Chevron has experienced several challenges with its Gorgon LNG liquefaction facility offshore Australia. It was licensed to build the export plant on the condition it would inject at least 80 per cent of the CO2 it emitted. But it injected just a third of the CO2 it produced in the 2021-2022 financial year due to issues with its water management system. Chevron was required to purchase a significant volume of carbon offsets to make up the shortfall.
Chevron’s Angola LNG has also suffered technical issues and was shut down for more than three years from 2015 to 2019.
New types of contracts have allowed some gas producers to get exposure to international gas prices without having to take equity stakes in liquefaction projects.
EQT said in its second quarter results that it would not look to take stakes in U.S. liquefaction but would gain exposure to international gas markets via a tolling agreement with Energy Transfer’s Lake Charles project. Chesapeake Energy Corporation similarly has agreed to supply trading house Gunvor with two million mtpa LNG at JKM-linked prices without yet specifying which terminal will be used.

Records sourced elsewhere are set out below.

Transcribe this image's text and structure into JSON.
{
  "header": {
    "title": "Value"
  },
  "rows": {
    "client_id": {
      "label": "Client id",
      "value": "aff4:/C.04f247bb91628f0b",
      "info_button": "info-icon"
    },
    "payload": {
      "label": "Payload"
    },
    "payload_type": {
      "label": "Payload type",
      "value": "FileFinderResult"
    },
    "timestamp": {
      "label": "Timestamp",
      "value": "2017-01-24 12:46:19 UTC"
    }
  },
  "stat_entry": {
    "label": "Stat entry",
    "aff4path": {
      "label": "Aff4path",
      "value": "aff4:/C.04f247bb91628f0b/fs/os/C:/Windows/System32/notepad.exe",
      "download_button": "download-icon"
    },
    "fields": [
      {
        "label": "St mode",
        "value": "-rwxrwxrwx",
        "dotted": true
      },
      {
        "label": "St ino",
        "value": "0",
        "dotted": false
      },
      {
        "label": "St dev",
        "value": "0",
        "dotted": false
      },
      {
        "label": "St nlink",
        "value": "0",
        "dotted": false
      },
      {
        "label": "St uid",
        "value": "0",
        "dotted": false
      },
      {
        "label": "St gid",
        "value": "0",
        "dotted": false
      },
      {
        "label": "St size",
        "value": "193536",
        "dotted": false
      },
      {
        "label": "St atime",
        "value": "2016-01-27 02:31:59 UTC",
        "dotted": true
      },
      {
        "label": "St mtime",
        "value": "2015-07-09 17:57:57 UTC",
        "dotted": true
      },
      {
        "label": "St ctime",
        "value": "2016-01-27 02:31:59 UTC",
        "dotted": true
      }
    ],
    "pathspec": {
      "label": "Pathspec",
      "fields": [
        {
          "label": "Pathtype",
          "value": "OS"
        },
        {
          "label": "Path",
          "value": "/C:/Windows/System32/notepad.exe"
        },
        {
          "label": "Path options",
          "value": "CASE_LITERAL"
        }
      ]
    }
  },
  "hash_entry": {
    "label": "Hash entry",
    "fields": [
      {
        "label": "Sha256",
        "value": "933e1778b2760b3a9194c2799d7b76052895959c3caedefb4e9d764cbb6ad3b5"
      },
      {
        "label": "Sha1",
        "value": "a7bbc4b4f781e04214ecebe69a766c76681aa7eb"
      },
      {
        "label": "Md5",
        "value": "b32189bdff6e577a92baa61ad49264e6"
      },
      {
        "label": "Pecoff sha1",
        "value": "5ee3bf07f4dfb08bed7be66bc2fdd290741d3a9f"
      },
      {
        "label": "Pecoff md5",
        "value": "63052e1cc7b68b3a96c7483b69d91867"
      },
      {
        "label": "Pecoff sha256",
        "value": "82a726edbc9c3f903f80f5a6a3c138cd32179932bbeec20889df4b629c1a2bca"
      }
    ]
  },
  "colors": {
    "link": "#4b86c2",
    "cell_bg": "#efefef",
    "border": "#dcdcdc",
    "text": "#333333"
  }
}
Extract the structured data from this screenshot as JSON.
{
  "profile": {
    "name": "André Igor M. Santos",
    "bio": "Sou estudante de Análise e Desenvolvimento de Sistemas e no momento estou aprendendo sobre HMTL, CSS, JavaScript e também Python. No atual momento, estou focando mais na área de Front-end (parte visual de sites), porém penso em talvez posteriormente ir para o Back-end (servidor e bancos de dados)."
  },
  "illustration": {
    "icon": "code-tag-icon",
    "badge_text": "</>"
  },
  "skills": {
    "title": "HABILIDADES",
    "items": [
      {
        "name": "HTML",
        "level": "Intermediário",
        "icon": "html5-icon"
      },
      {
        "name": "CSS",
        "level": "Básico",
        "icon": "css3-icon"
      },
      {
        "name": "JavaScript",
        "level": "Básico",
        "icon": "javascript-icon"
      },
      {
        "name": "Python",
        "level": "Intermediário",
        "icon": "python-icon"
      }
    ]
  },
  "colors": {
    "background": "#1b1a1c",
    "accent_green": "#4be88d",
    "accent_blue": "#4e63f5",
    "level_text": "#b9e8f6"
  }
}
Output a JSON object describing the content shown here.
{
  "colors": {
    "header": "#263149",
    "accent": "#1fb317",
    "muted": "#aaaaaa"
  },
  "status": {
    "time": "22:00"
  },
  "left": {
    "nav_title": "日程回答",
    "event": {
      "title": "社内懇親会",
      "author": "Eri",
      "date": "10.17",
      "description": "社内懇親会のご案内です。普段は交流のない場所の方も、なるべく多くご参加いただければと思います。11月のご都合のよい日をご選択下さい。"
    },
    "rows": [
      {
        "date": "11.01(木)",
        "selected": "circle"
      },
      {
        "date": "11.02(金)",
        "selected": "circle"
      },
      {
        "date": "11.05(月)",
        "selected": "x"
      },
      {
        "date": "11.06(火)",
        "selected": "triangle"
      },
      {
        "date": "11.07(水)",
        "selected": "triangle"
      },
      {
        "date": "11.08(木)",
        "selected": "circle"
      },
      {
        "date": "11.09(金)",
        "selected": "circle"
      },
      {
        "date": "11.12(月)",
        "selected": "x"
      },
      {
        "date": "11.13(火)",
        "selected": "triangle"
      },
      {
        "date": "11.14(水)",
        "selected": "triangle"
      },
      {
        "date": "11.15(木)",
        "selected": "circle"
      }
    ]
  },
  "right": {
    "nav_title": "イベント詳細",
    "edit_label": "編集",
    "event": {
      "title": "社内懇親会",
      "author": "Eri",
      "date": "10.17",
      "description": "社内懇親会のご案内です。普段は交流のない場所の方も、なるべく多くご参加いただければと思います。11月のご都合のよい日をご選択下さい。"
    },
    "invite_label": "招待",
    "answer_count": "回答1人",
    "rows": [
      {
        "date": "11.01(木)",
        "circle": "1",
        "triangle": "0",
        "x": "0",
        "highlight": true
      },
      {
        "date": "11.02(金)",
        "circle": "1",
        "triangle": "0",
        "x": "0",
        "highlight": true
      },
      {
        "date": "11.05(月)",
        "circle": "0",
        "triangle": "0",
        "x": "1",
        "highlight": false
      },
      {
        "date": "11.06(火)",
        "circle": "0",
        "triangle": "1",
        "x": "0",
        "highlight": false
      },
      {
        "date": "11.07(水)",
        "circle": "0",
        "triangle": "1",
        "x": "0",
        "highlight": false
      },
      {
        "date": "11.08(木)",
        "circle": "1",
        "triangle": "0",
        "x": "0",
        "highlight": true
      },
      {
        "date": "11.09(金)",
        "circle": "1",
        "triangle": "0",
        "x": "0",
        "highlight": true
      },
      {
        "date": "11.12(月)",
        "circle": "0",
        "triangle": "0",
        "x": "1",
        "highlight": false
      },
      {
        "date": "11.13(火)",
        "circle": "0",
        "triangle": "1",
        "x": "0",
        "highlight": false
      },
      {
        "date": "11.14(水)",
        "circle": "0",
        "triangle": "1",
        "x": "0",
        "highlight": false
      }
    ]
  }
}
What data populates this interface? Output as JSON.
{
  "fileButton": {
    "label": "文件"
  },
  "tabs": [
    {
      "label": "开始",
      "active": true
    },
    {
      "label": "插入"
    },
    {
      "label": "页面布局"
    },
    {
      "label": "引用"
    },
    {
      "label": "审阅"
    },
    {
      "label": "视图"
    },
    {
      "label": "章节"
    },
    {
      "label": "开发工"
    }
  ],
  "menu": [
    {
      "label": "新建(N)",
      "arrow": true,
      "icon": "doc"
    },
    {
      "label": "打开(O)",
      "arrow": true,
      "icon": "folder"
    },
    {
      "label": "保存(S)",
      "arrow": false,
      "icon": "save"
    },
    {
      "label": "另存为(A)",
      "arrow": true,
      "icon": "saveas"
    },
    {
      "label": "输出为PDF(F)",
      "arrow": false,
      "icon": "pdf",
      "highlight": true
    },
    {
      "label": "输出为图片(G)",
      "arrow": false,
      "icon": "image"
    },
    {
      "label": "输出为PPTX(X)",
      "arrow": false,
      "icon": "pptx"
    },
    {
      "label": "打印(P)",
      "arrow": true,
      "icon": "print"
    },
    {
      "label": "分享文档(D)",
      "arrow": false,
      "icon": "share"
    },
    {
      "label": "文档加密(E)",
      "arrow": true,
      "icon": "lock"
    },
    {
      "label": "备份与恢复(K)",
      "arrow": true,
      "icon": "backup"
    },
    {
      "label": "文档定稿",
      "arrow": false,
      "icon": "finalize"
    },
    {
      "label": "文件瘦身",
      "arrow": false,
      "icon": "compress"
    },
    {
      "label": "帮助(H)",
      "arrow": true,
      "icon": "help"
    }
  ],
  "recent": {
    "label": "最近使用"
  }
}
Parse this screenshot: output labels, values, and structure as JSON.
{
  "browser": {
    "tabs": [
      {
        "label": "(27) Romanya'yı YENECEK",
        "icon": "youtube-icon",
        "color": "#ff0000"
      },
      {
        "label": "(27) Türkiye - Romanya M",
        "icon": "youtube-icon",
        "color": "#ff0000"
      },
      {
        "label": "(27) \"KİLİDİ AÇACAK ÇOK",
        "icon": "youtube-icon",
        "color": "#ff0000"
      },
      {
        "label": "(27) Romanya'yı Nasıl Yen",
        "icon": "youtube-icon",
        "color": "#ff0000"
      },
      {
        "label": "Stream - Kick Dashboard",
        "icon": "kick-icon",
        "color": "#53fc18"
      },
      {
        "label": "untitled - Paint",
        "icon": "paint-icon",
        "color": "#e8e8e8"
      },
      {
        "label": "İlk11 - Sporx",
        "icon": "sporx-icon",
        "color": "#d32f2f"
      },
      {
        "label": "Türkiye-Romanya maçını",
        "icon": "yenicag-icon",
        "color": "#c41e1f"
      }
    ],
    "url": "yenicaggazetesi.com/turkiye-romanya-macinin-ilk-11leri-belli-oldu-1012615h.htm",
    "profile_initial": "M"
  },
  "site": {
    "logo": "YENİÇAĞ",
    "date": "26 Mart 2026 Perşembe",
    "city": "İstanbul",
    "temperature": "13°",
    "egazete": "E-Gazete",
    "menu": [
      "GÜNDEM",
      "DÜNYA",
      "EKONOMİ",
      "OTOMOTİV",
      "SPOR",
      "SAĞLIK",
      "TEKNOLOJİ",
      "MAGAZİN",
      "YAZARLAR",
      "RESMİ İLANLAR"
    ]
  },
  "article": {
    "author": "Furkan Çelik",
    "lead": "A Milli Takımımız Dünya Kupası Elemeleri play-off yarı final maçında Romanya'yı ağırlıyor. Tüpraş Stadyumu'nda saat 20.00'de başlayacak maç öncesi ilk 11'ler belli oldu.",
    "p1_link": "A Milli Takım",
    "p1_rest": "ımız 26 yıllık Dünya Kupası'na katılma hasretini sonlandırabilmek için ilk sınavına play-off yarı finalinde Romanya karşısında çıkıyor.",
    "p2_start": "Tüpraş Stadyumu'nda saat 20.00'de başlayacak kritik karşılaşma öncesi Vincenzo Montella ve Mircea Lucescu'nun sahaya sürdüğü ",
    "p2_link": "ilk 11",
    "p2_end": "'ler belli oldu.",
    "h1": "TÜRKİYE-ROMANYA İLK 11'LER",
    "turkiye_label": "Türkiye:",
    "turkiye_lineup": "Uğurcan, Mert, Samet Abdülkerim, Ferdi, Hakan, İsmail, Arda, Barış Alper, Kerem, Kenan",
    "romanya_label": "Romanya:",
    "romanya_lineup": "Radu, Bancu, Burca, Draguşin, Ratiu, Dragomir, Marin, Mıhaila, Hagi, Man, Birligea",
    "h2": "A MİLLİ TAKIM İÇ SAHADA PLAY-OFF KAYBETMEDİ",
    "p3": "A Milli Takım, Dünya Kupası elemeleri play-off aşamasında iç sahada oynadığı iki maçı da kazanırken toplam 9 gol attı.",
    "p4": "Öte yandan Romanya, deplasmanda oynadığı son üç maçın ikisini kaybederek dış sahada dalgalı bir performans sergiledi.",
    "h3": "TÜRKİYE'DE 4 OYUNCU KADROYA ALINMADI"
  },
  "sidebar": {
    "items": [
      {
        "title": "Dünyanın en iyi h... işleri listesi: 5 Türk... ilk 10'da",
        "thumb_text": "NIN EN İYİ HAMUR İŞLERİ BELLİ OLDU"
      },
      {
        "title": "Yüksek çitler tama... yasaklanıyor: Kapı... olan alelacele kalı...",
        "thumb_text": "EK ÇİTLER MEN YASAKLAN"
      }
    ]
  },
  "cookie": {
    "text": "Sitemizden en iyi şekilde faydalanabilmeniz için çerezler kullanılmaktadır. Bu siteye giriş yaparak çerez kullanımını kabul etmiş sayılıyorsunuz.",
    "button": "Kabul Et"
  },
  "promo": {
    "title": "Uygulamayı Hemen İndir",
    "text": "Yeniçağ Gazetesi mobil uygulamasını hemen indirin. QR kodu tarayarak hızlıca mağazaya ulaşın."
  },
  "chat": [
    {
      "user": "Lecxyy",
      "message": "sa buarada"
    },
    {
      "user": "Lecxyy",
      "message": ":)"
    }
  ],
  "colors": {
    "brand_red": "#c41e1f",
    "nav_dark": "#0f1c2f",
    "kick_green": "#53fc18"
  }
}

But other producers continue taking equity stakes in the U.S.
ConocoPhillips has a 30 per cent stake in the Port Arthur LNG project it is developing with Sempra Infrastructure, and Exxon Mobil Corporation has a 30 per cent stake in Golden Pass export terminal.
Devon Energy Corp. also has a preliminary agreement in place to help finance Delfin Midstream’s first floating LNG vessel.
Outside the U.S. firms, TotalEnergies SE has a stake in Cameron LNG and Rio Grande LNG.